The beauty lies within
An diesem Thema fasziniert nicht nur sein ungemein hoher ästhetischer Anspruch, nein – Yuken Teruya sagte etwas, was gerne gehört wird:
“I feel that my work shouldn’t only have the function of conveying the artist’s message. My works have a right to simply be beautiful or offer any kind of attraction.”
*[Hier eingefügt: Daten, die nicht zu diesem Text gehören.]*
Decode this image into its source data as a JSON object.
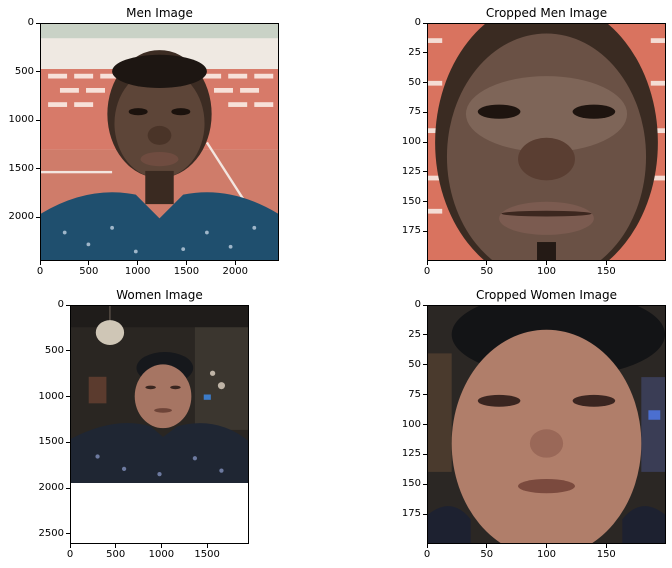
{
  "chart_data": [
    {
      "type": "image",
      "title": "Men Image",
      "xlim": [
        0,
        2448
      ],
      "ylim": [
        2448,
        0
      ],
      "xticks": [
        0,
        500,
        1000,
        1500,
        2000
      ],
      "yticks": [
        0,
        500,
        1000,
        1500,
        2000
      ],
      "content": "photo-man-full"
    },
    {
      "type": "image",
      "title": "Cropped Men Image",
      "xlim": [
        0,
        200
      ],
      "ylim": [
        200,
        0
      ],
      "xticks": [
        0,
        50,
        100,
        150
      ],
      "yticks": [
        0,
        25,
        50,
        75,
        100,
        125,
        150,
        175
      ],
      "content": "photo-man-cropped"
    },
    {
      "type": "image",
      "title": "Women Image",
      "xlim": [
        0,
        1958
      ],
      "ylim": [
        2611,
        0
      ],
      "xticks": [
        0,
        500,
        1000,
        1500
      ],
      "yticks": [
        0,
        500,
        1000,
        1500,
        2000,
        2500
      ],
      "content": "photo-woman-full"
    },
    {
      "type": "image",
      "title": "Cropped Women Image",
      "xlim": [
        0,
        200
      ],
      "ylim": [
        200,
        0
      ],
      "xticks": [
        0,
        50,
        100,
        150
      ],
      "yticks": [
        0,
        25,
        50,
        75,
        100,
        125,
        150,
        175
      ],
      "content": "photo-woman-cropped"
    }
  ]
}
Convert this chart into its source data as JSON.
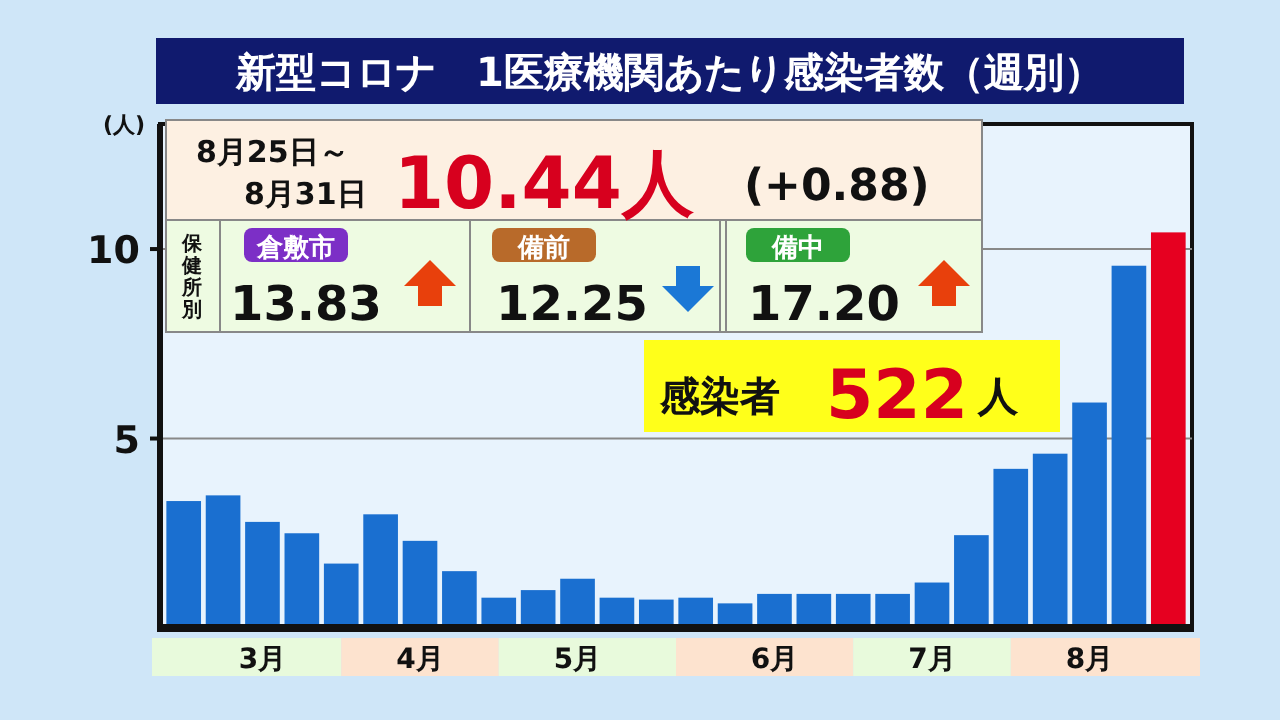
{
  "chart_data": {
    "type": "bar",
    "title": "新型コロナ　1医療機関あたり感染者数（週別）",
    "ylabel": "(人)",
    "categories": [
      null,
      null,
      "3月",
      null,
      null,
      null,
      "4月",
      null,
      null,
      null,
      "5月",
      null,
      null,
      null,
      null,
      "6月",
      null,
      null,
      null,
      "7月",
      null,
      null,
      null,
      "8月",
      null,
      null
    ],
    "values": [
      3.35,
      3.5,
      2.8,
      2.5,
      1.7,
      3.0,
      2.3,
      1.5,
      0.8,
      1.0,
      1.3,
      0.8,
      0.75,
      0.8,
      0.65,
      0.9,
      0.9,
      0.9,
      0.9,
      1.2,
      2.45,
      4.2,
      4.6,
      5.95,
      9.56,
      10.44
    ],
    "colors": [
      "#1a6fd0",
      "#1a6fd0",
      "#1a6fd0",
      "#1a6fd0",
      "#1a6fd0",
      "#1a6fd0",
      "#1a6fd0",
      "#1a6fd0",
      "#1a6fd0",
      "#1a6fd0",
      "#1a6fd0",
      "#1a6fd0",
      "#1a6fd0",
      "#1a6fd0",
      "#1a6fd0",
      "#1a6fd0",
      "#1a6fd0",
      "#1a6fd0",
      "#1a6fd0",
      "#1a6fd0",
      "#1a6fd0",
      "#1a6fd0",
      "#1a6fd0",
      "#1a6fd0",
      "#1a6fd0",
      "#e60020"
    ],
    "ylim": [
      0,
      13.3
    ],
    "yticks": [
      5,
      10
    ],
    "grid": "y",
    "annotations": [
      "8月25日～",
      "8月31日",
      "10.44人",
      "(+0.88)",
      "保健所別",
      "倉敷市",
      "13.83",
      "備前",
      "12.25",
      "備中",
      "17.20",
      "感染者",
      "522",
      "人"
    ]
  }
}
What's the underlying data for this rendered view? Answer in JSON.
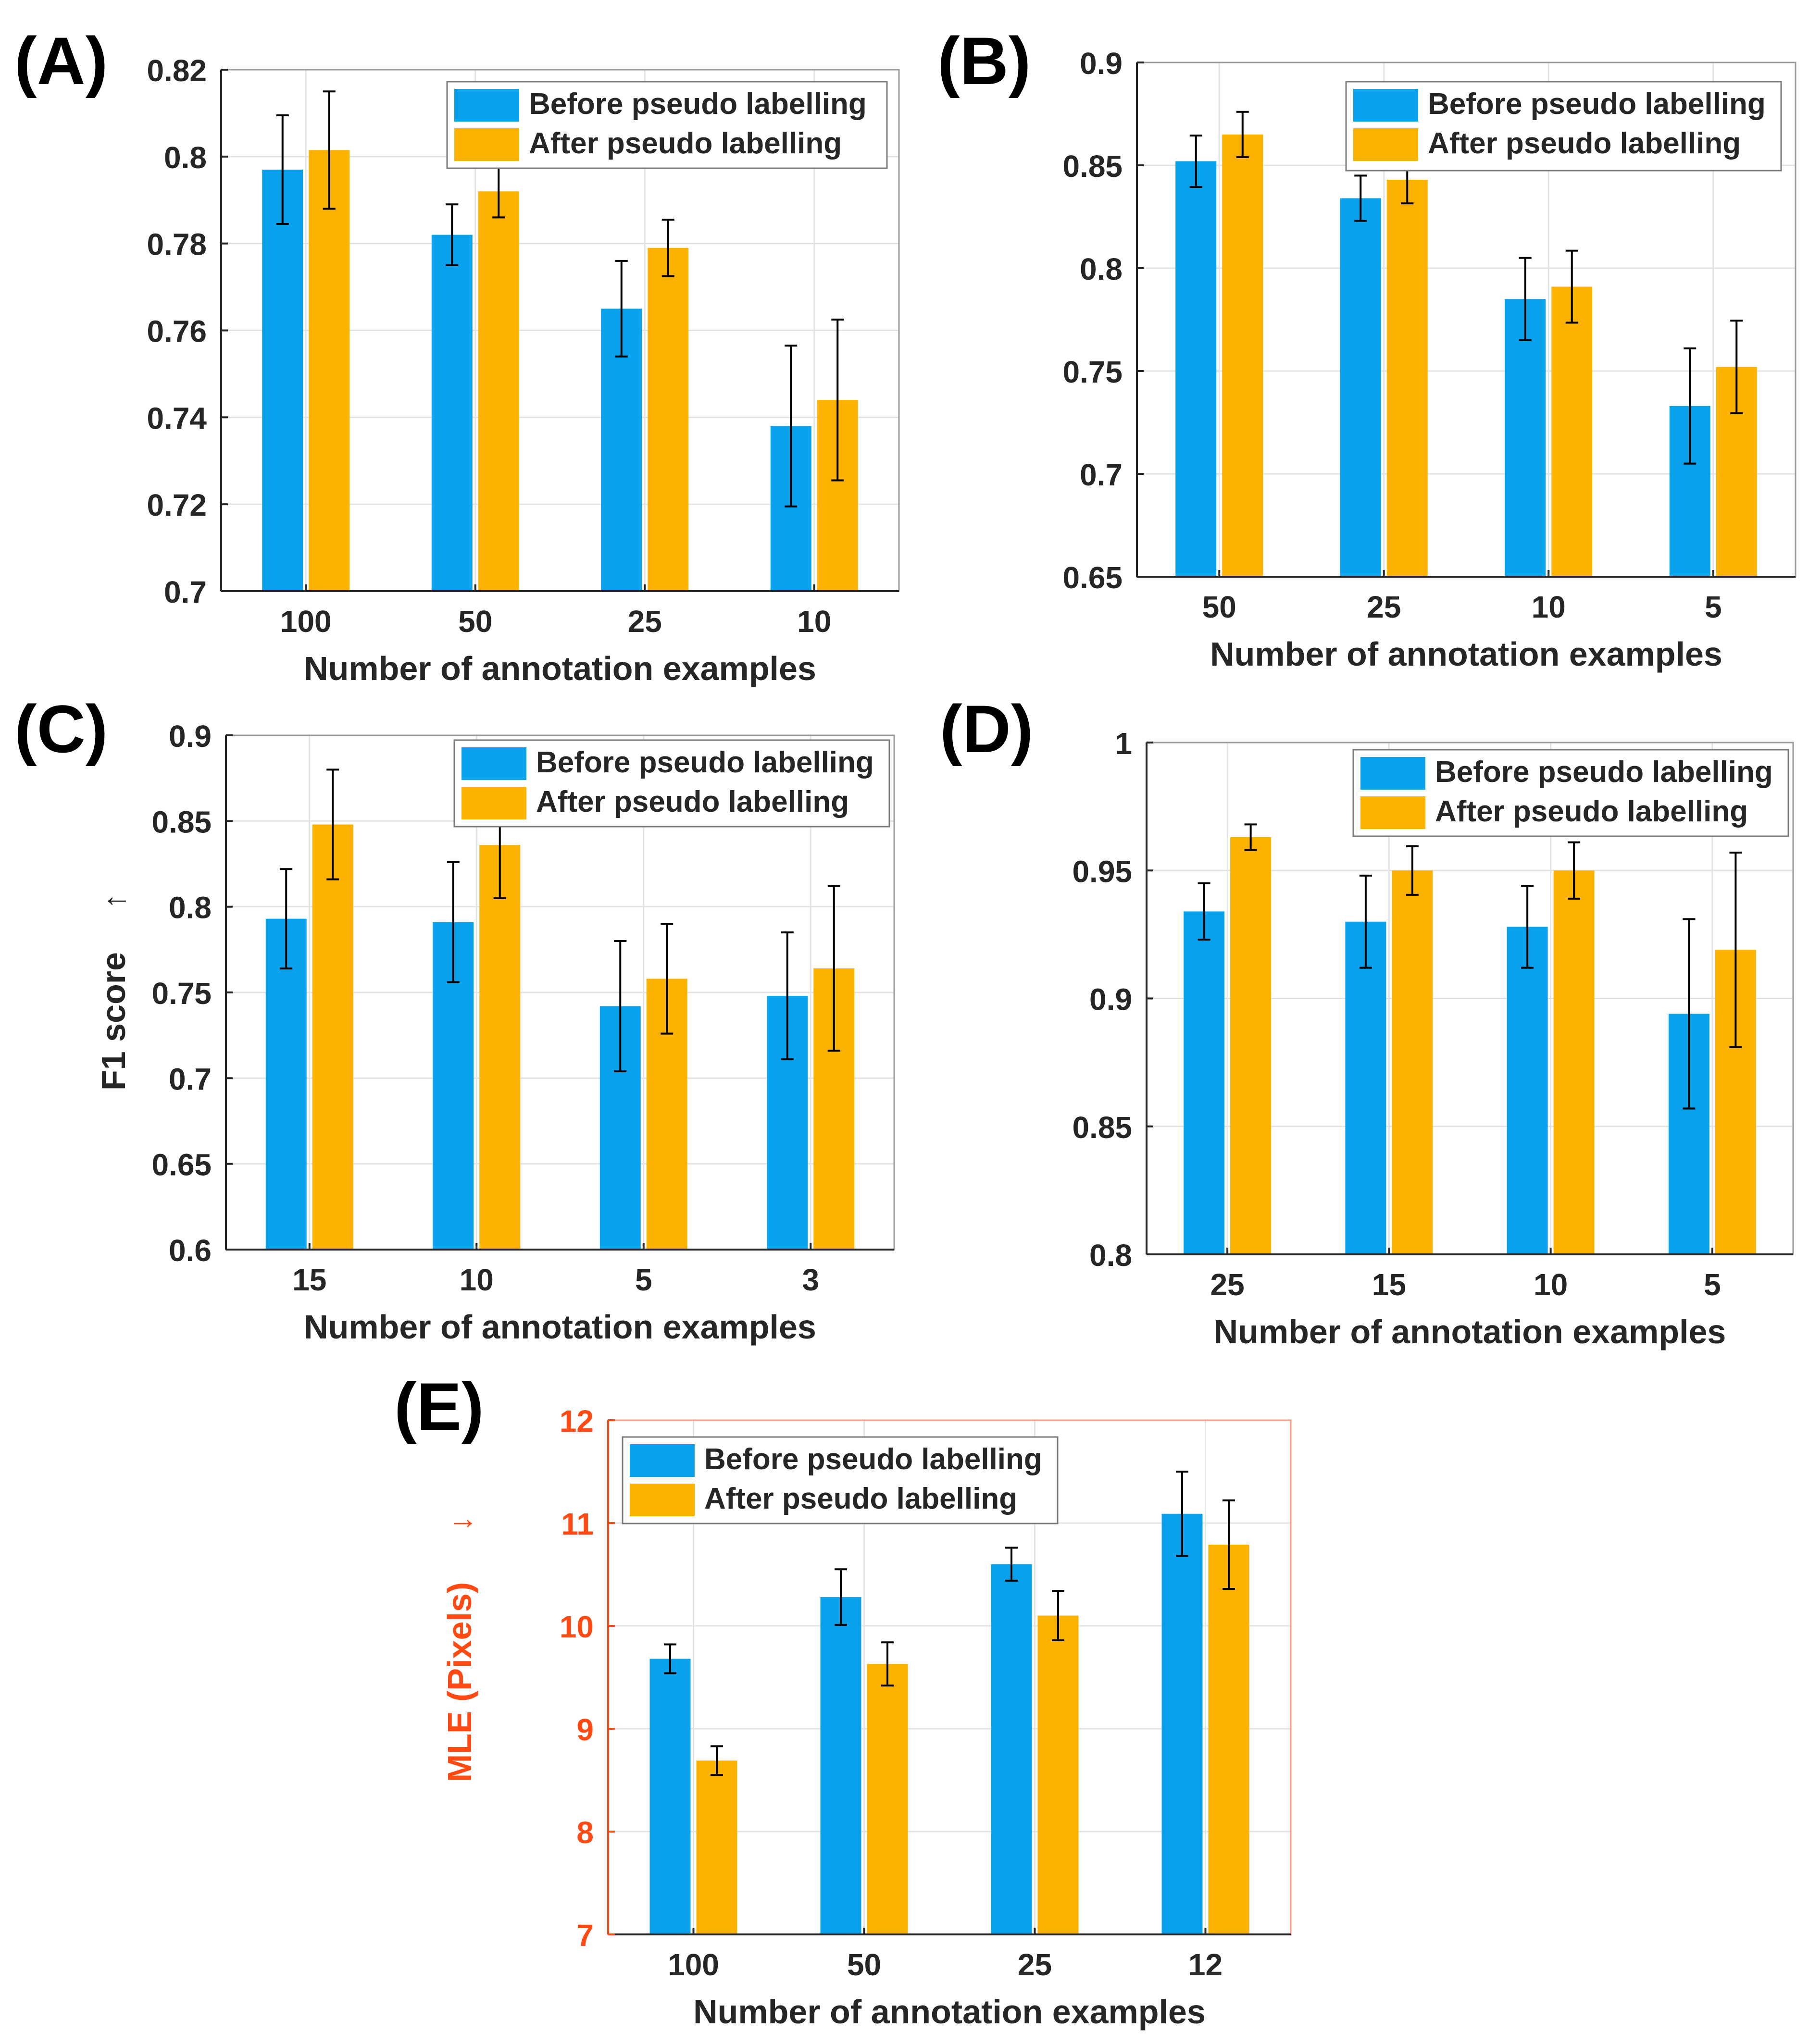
{
  "colors": {
    "before": "#0AA2EC",
    "after": "#FDB100",
    "axis": "#262626",
    "grid": "#e3e3e3",
    "mle_axis": "#FF4A14",
    "panel_label": "#000000"
  },
  "chart_data": [
    {
      "panel": "(A)",
      "type": "bar",
      "title": "",
      "xlabel": "Number of annotation examples",
      "ylabel": "",
      "ylabel_arrow": "",
      "categories": [
        "100",
        "50",
        "25",
        "10"
      ],
      "ylim": [
        0.7,
        0.82
      ],
      "yticks": [
        0.7,
        0.72,
        0.74,
        0.76,
        0.78,
        0.8,
        0.82
      ],
      "ytick_labels": [
        "0.7",
        "0.72",
        "0.74",
        "0.76",
        "0.78",
        "0.8",
        "0.82"
      ],
      "grid": true,
      "legend_position": "top-right",
      "series": [
        {
          "name": "Before pseudo labelling",
          "values": [
            0.797,
            0.782,
            0.765,
            0.738
          ],
          "errors": [
            0.0125,
            0.007,
            0.011,
            0.0185
          ]
        },
        {
          "name": "After pseudo labelling",
          "values": [
            0.8015,
            0.792,
            0.779,
            0.744
          ],
          "errors": [
            0.0135,
            0.006,
            0.0065,
            0.0185
          ]
        }
      ]
    },
    {
      "panel": "(B)",
      "type": "bar",
      "title": "",
      "xlabel": "Number of annotation examples",
      "ylabel": "",
      "ylabel_arrow": "",
      "categories": [
        "50",
        "25",
        "10",
        "5"
      ],
      "ylim": [
        0.65,
        0.9
      ],
      "yticks": [
        0.65,
        0.7,
        0.75,
        0.8,
        0.85,
        0.9
      ],
      "ytick_labels": [
        "0.65",
        "0.7",
        "0.75",
        "0.8",
        "0.85",
        "0.9"
      ],
      "grid": true,
      "legend_position": "top-right",
      "series": [
        {
          "name": "Before pseudo labelling",
          "values": [
            0.852,
            0.834,
            0.785,
            0.733
          ],
          "errors": [
            0.0125,
            0.011,
            0.02,
            0.028
          ]
        },
        {
          "name": "After pseudo labelling",
          "values": [
            0.865,
            0.843,
            0.791,
            0.752
          ],
          "errors": [
            0.011,
            0.0115,
            0.0175,
            0.0225
          ]
        }
      ]
    },
    {
      "panel": "(C)",
      "type": "bar",
      "title": "",
      "xlabel": "Number of annotation examples",
      "ylabel": "F1 score",
      "ylabel_arrow": "↑",
      "categories": [
        "15",
        "10",
        "5",
        "3"
      ],
      "ylim": [
        0.6,
        0.9
      ],
      "yticks": [
        0.6,
        0.65,
        0.7,
        0.75,
        0.8,
        0.85,
        0.9
      ],
      "ytick_labels": [
        "0.6",
        "0.65",
        "0.7",
        "0.75",
        "0.8",
        "0.85",
        "0.9"
      ],
      "grid": true,
      "legend_position": "top-right",
      "series": [
        {
          "name": "Before pseudo labelling",
          "values": [
            0.793,
            0.791,
            0.742,
            0.748
          ],
          "errors": [
            0.029,
            0.035,
            0.038,
            0.037
          ]
        },
        {
          "name": "After pseudo labelling",
          "values": [
            0.848,
            0.836,
            0.758,
            0.764
          ],
          "errors": [
            0.032,
            0.031,
            0.032,
            0.048
          ]
        }
      ]
    },
    {
      "panel": "(D)",
      "type": "bar",
      "title": "",
      "xlabel": "Number of annotation examples",
      "ylabel": "",
      "ylabel_arrow": "",
      "categories": [
        "25",
        "15",
        "10",
        "5"
      ],
      "ylim": [
        0.8,
        1.0
      ],
      "yticks": [
        0.8,
        0.85,
        0.9,
        0.95,
        1.0
      ],
      "ytick_labels": [
        "0.8",
        "0.85",
        "0.9",
        "0.95",
        "1"
      ],
      "grid": true,
      "legend_position": "top-right",
      "series": [
        {
          "name": "Before pseudo labelling",
          "values": [
            0.934,
            0.93,
            0.928,
            0.894
          ],
          "errors": [
            0.011,
            0.018,
            0.016,
            0.037
          ]
        },
        {
          "name": "After pseudo labelling",
          "values": [
            0.963,
            0.95,
            0.95,
            0.919
          ],
          "errors": [
            0.005,
            0.0095,
            0.011,
            0.038
          ]
        }
      ]
    },
    {
      "panel": "(E)",
      "type": "bar",
      "title": "",
      "xlabel": "Number of annotation examples",
      "ylabel": "MLE (Pixels)",
      "ylabel_arrow": "↓",
      "categories": [
        "100",
        "50",
        "25",
        "12"
      ],
      "ylim": [
        7,
        12
      ],
      "yticks": [
        7,
        8,
        9,
        10,
        11,
        12
      ],
      "ytick_labels": [
        "7",
        "8",
        "9",
        "10",
        "11",
        "12"
      ],
      "grid": true,
      "legend_position": "top-left",
      "series": [
        {
          "name": "Before pseudo labelling",
          "values": [
            9.68,
            10.28,
            10.6,
            11.09
          ],
          "errors": [
            0.14,
            0.27,
            0.16,
            0.41
          ]
        },
        {
          "name": "After pseudo labelling",
          "values": [
            8.69,
            9.63,
            10.1,
            10.79
          ],
          "errors": [
            0.14,
            0.21,
            0.24,
            0.43
          ]
        }
      ]
    }
  ]
}
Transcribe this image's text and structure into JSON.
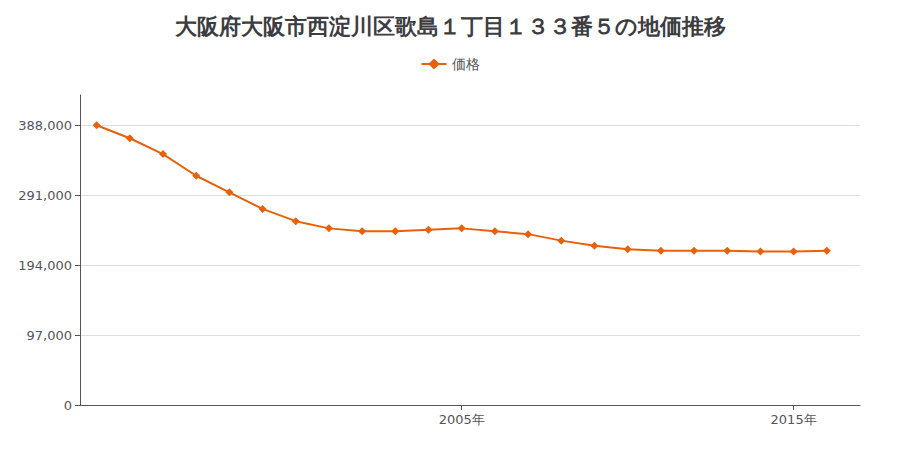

Denn wie oft haben wir, als mittelmäßig kompetente Liebhaber der Kunst, das Gefühl wir müssten hinter die Message des Künstlers steigen, sie verstehen, sie interpretieren, etwas damit anfangen und im besten Falle sogar etwas sinnvolles darüber schreiben. Yuken gibt uns die Möglichkeit, seine Objekt einfach schön zu finden, sie anzuschauen und zu sagen “Schön!”, ohne ein schlechtes Gewissen haben zu müssen, weil es scheint als hätten wir nicht mehr dazu zu sagen. Sogar der kleine Baum, den der gebürtige Japaner aus einer McDonald’s Tüte schnitt, könnte zwar einen tieferen politischen Sinn haben, muss er aber nicht.
Yuken Teruya benutzt alltägliche Gebrauchsgegenstände und schneidet neue kleine, wundervolle Dinge aus ihnen heraus. Natürlich hat die Arbeit des studierten Künstlers einen Bezug zu etwas Größerem. Das Verschwenden natürlicher Ressourcen, der steigende Konsumwahn, die Globalisierung – große Worte, reflektiert in kleinen, atemberaubend schönen Miniaturwelten, die übrigens alle aus einem Stück Papier oder Stoff geschnitten wurden, ohne etwas hinzuzufügen oder wegzunehmen.